La dimension collective de la prière récitée et chantée à haute voix – contrairement au rite ashkénaze pour une partie du rituel – ainsi que par exemple la culture du piyout (poème liturgique), l’importance des repas partagés et du culinaire ne sont pas des faits premiers de la sépharadité; ils découlent d’une conception de fond sur la primordialité de la communauté. 
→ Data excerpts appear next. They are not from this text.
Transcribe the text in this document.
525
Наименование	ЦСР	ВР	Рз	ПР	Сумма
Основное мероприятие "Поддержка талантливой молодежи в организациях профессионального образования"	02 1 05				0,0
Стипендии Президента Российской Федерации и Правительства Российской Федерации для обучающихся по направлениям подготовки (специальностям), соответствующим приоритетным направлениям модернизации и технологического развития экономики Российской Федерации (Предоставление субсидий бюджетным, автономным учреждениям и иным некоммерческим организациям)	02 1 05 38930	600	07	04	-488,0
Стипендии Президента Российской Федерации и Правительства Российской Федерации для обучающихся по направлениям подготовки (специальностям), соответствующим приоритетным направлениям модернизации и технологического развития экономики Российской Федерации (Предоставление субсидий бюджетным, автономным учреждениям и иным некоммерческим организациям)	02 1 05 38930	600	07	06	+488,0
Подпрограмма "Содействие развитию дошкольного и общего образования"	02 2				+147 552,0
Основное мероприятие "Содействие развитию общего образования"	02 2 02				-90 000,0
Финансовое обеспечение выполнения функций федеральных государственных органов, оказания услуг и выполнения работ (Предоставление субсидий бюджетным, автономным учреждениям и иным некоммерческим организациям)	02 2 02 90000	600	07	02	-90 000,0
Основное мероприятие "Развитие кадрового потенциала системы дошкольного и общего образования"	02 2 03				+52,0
La Torah n’a pas été donnée aux anges

La halakha s’intéresse à tous les détails de l’existence; c’est là une de ses facettes essentielles. Mais perçue uniquement sous cet angle, elle risque de se transformer en repère idéal pour psychorigides. La science et la technique ont apporté au monde une meilleure compréhension des phénomènes, des mesures, et en cela augmente nos connaissances dans le sens de la précision. L’application de ces contributions dans le monde de la halakha est présente dans certains domaines, mais là encore, il convient de préciser cette deuxième tendance de la halakha sépharade : la Torah n’a pas été donnée aux anges, mais bien aux hommes, avec leur grandeur et leur limite, leur cœur et leur perception. Ainsi, la mathématisation de la halakha visant à définir au gramme près les quantités de matsa (pain azyme) à consommer à Pessah, la vérification au microscope des insectes pouvant se situer dans les interstices des feuilles de brocoli, le calcul minutieux des temps d’attente entre le lait et la viande à l’aide d’un cadran numérique – tout cela relève de ce même principe qui érige sur un piédestal le bon sens. Si l’application de la halakha éveille la risée, la raillerie, l’étonnement naturel, non pas par simple effet néfaste de moquerie, mais véritablement par surprise et consternation confondue, c’est qu’il y a une mésentente sur l’action halakhique. Entendons-nous : le détail doit être respecté, mais il s’agit là non pas de l’objet de la halakha (la matsa, le brocoli, etc.), mais bien du sujet, c’est-à-dire de l’individu. Le risque de virer dans le culte excessif du détail et d’en faire l’apparence du tout transforme le système halakhique du domaine du sens au domaine du bizarre. Ce bizarre émerge lorsqu’il n’y a plus de continuité entre l’action religieuse et la vie, lorsque l’individu semble pénétrer dans un monde hermétique à tout un chacun, lorsque son humanité disparait derrière la technique. Ce danger de deshumanisation de la personne avait été appréhendé aux débuts de l’ère technique avec la révolution industrielle, et voici qu’elle trouve également une expression religieuse dans le monde halakhique. « La Torah n’a pas été donnée aux anges » implique le fait que la halakha soit pratiquée par un homme (ou une femme) conscient de sa dimension humaine, des potentiels de hauteur comme des faiblesses, et s’ils peuvent tomber, chuter, c’est du fait de cette humanité. Le principe de tolérance à fondement religieux réapparait dans ce contexte.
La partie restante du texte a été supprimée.